An on-chain study released by Kraken Intelligence highlights strong accumulation behavior among Ethereum miners even as they faced the prospects of generating lower revenue following a major network upgrade on Aug. 5.
Ethereum miners accumulated an additional 2 million Ether (ETH), worth $6.1 billion, after the so-called London hard fork’s activation. The latest bout of accumulation caused miners’ net Ether holdings to hit an all-time high of 22.3 million ETH (worth nearly $70 billion), which is almost 19% of the total Ether supply.
“ETH accumulation was stagnant for most of the summer before picking up speed in July in spite of ETH price trending lower,” the Kraken report reads.
“However, ETH accumulation amongst miners really took off after EIP-1559 as they likely saw the disinflationary effects of the upgrade to drive up price.”
Miners snub EIP-1559 FUD
EIP-1559, which went live alongside the London hard fork on Aug. 5, divided transaction fees (chargeable via Ethereum’s native token, ETH) into two parts: the base fee and priority fee.
The network started charging base fees to add transactions to Ethereum blocks. Meanwhile, it introduced priority fees — or voluntary tips — that Ethereum users pay to miners to speed up transactions.
But EIP-1559 changed the way Ethereum’s token economy works by introducing a fee-burning mechanism. In doing so, the improvement proposal initiated the burning of the base fee, thereby making ETH a deflationary asset by permanently removing a part of its supply from circulation.
Burning a portion of total fee collection also means a drop in revenue for Ethereum miners. As a result, EIP-1559’s launch sparked warnings about lower mining profitability, with one study finding that miners’ revenue dropped by 15% right after EIP-1559 went live.

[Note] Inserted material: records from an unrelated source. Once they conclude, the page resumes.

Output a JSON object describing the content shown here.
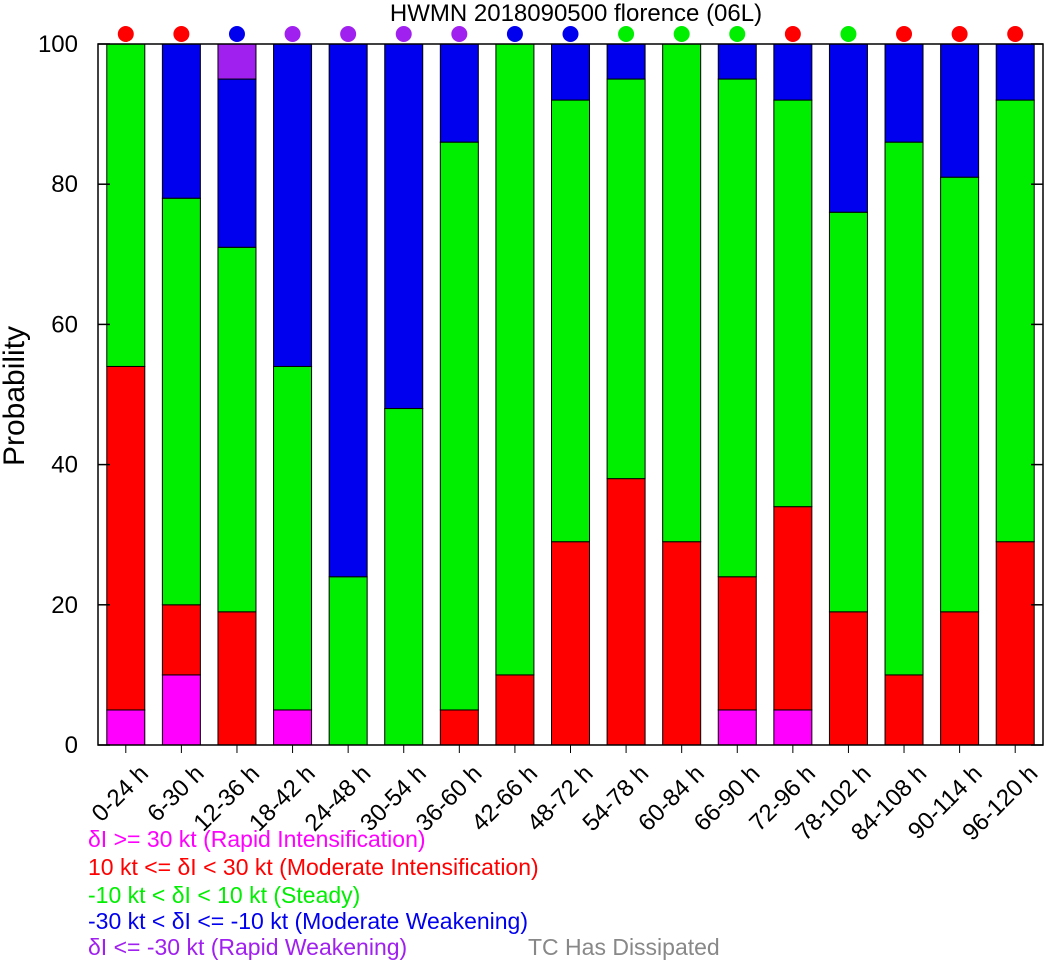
{
  "chart_data": {
    "type": "bar",
    "stacked": true,
    "title": "HWMN 2018090500 florence (06L)",
    "xlabel": "",
    "ylabel": "Probability",
    "ylim": [
      0,
      100
    ],
    "yticks": [
      "0",
      "20",
      "40",
      "60",
      "80",
      "100"
    ],
    "categories": [
      "0-24 h",
      "6-30 h",
      "12-36 h",
      "18-42 h",
      "24-48 h",
      "30-54 h",
      "36-60 h",
      "42-66 h",
      "48-72 h",
      "54-78 h",
      "60-84 h",
      "66-90 h",
      "72-96 h",
      "78-102 h",
      "84-108 h",
      "90-114 h",
      "96-120 h"
    ],
    "series": [
      {
        "name": "δI >= 30 kt (Rapid Intensification)",
        "color": "#ff00ff",
        "values": [
          5,
          10,
          0,
          5,
          0,
          0,
          0,
          0,
          0,
          0,
          0,
          5,
          5,
          0,
          0,
          0,
          0
        ]
      },
      {
        "name": "10 kt <= δI < 30 kt (Moderate Intensification)",
        "color": "#ff0000",
        "values": [
          49,
          10,
          19,
          0,
          0,
          0,
          5,
          10,
          29,
          38,
          29,
          19,
          29,
          19,
          10,
          19,
          29
        ]
      },
      {
        "name": "-10 kt < δI < 10 kt (Steady)",
        "color": "#00ee00",
        "values": [
          46,
          58,
          52,
          49,
          24,
          48,
          81,
          90,
          63,
          57,
          71,
          71,
          58,
          57,
          76,
          62,
          63
        ]
      },
      {
        "name": "-30 kt < δI <= -10 kt (Moderate Weakening)",
        "color": "#0000ee",
        "values": [
          0,
          22,
          24,
          46,
          76,
          52,
          14,
          0,
          8,
          5,
          0,
          5,
          8,
          24,
          14,
          19,
          8
        ]
      },
      {
        "name": "δI <= -30 kt (Rapid Weakening)",
        "color": "#a020f0",
        "values": [
          0,
          0,
          5,
          0,
          0,
          0,
          0,
          0,
          0,
          0,
          0,
          0,
          0,
          0,
          0,
          0,
          0
        ]
      }
    ],
    "top_dot_colors": [
      "#ff0000",
      "#ff0000",
      "#0000ee",
      "#a020f0",
      "#a020f0",
      "#a020f0",
      "#a020f0",
      "#0000ee",
      "#0000ee",
      "#00ee00",
      "#00ee00",
      "#00ee00",
      "#ff0000",
      "#00ee00",
      "#ff0000",
      "#ff0000",
      "#ff0000"
    ],
    "grid": false,
    "legend_placement": "bottom-left"
  },
  "legend": {
    "items": [
      {
        "label": "δI >= 30 kt (Rapid Intensification)",
        "color": "#ff00ff"
      },
      {
        "label": "10 kt <= δI < 30 kt (Moderate Intensification)",
        "color": "#ff0000"
      },
      {
        "label": "-10 kt < δI < 10 kt (Steady)",
        "color": "#00ee00"
      },
      {
        "label": "-30 kt < δI <= -10 kt (Moderate Weakening)",
        "color": "#0000ee"
      },
      {
        "label": "δI <= -30 kt (Rapid Weakening)",
        "color": "#a020f0"
      }
    ],
    "dissipated_label": "TC Has Dissipated",
    "dissipated_color": "#888888"
  }
}
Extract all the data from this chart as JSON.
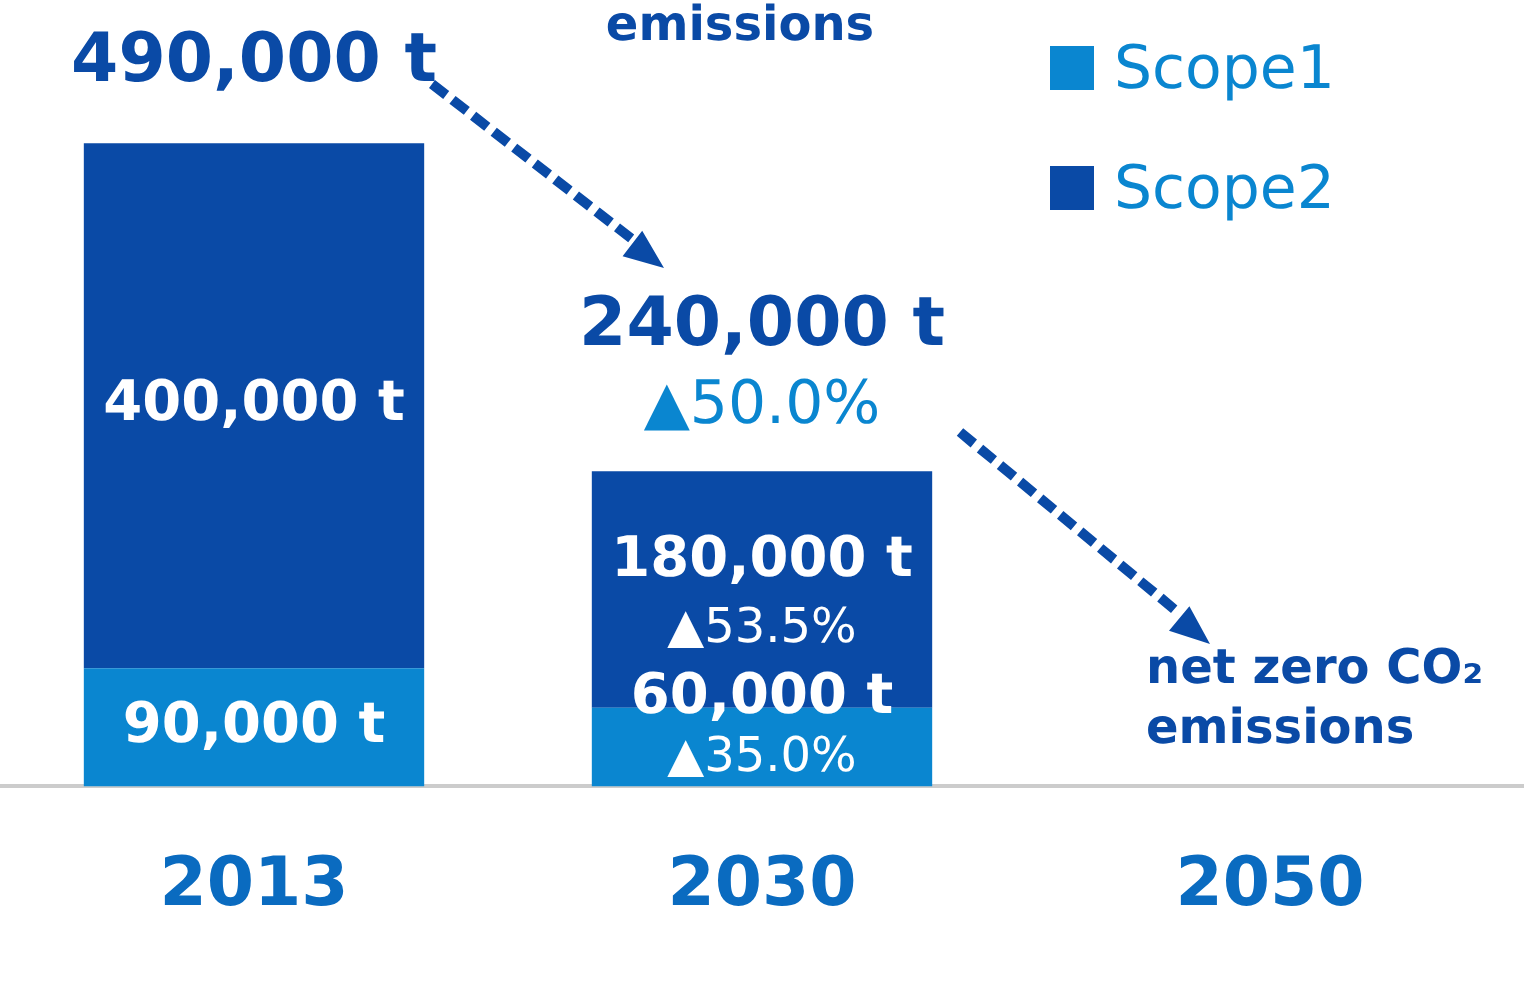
{
  "chart_data": {
    "type": "bar",
    "stacked": true,
    "categories": [
      "2013",
      "2030",
      "2050"
    ],
    "series": [
      {
        "name": "Scope1",
        "color": "#0a86d0",
        "values": [
          90000,
          60000,
          null
        ],
        "value_labels": [
          "90,000 t",
          "60,000 t\n▲35.0%",
          null
        ]
      },
      {
        "name": "Scope2",
        "color": "#0a4aa6",
        "values": [
          400000,
          180000,
          null
        ],
        "value_labels": [
          "400,000 t",
          "180,000 t\n▲53.5%",
          null
        ]
      }
    ],
    "tick_labels": "x",
    "grid": false,
    "legend": "top right",
    "totals": [
      "490,000 t",
      "240,000 t",
      null
    ],
    "annotations": [
      "emissions",
      {
        "text": "▲50.0%",
        "x": "2030",
        "y": 240000
      },
      "net zero CO₂ emissions"
    ]
  }
}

But that didn’t deter the miners from raising their Ethereum exposure, with Ethereum’s hash rate reaching a record high of 736.67 terahashes per second (TH/s) on Sept. 23.
That is despite a drop in Ethereum mining activity following China’s crypto crackdown in May, which later led the hash rate to a three-month low of 477.54 TH/s. Kraken wrote:
“This tells us that not only was the reaction to the China crackdown exaggerated, but miners also view the latest upgrade as an overall boon for ETH that outweighed the con of its miner reward reduction.”
NFT boom and staking sentiment behind the mining boom
Ethereum miners survived the EIP-1559 FUD primarily due to rising ETH prices and high network demand led by a boom in the nonfungible token (NFT) space.
Kraken noted that miner revenue reached a near four-month high of $70 million on Sept. 7, rising 27% in a month after the Aug. 5 upgrade as “NFT activity in projects such as PALS, Loot, and Junkies likely pushed priority fees higher.”
But a recent slump in the NFT sector — led by strong corrections in the number of its daily active users (-23%), trading volume (-83%) and transaction count (-31%) — also pushed miner revenue down.
Nonetheless, the amount of ETH held by miners surged to its highest level to date, prompting Kraken to deduce that they are accumulating and mining Ether tokens to become validators on the upcoming Ethereum proof-of-stake chain, dubbed Ethereum 2.0.
Users need to stake 32 ETH into Ethereum 2.0 smart contracts to become validators on its network. In return, they may earn up to a 5% annual percentage rate. As of Sept. 29, Eth 2.0 has attracted 7.813 million ETH, worth $2.85 billion, from 48,780 unique depositors, as per data provided by CryptoQuant.
Related: Ethereum balance on crypto exchanges hits new lows as ETH price retakes $3K
Meanwhile, as more Ether tokens go out of active supply due to staking and EIP-1559 activation, the prospect of holding ETH might appear profitable for miners due to classic supply and demand models.
Ether was trading at $3,006 at the time of writing, up more than 300% year-to-date.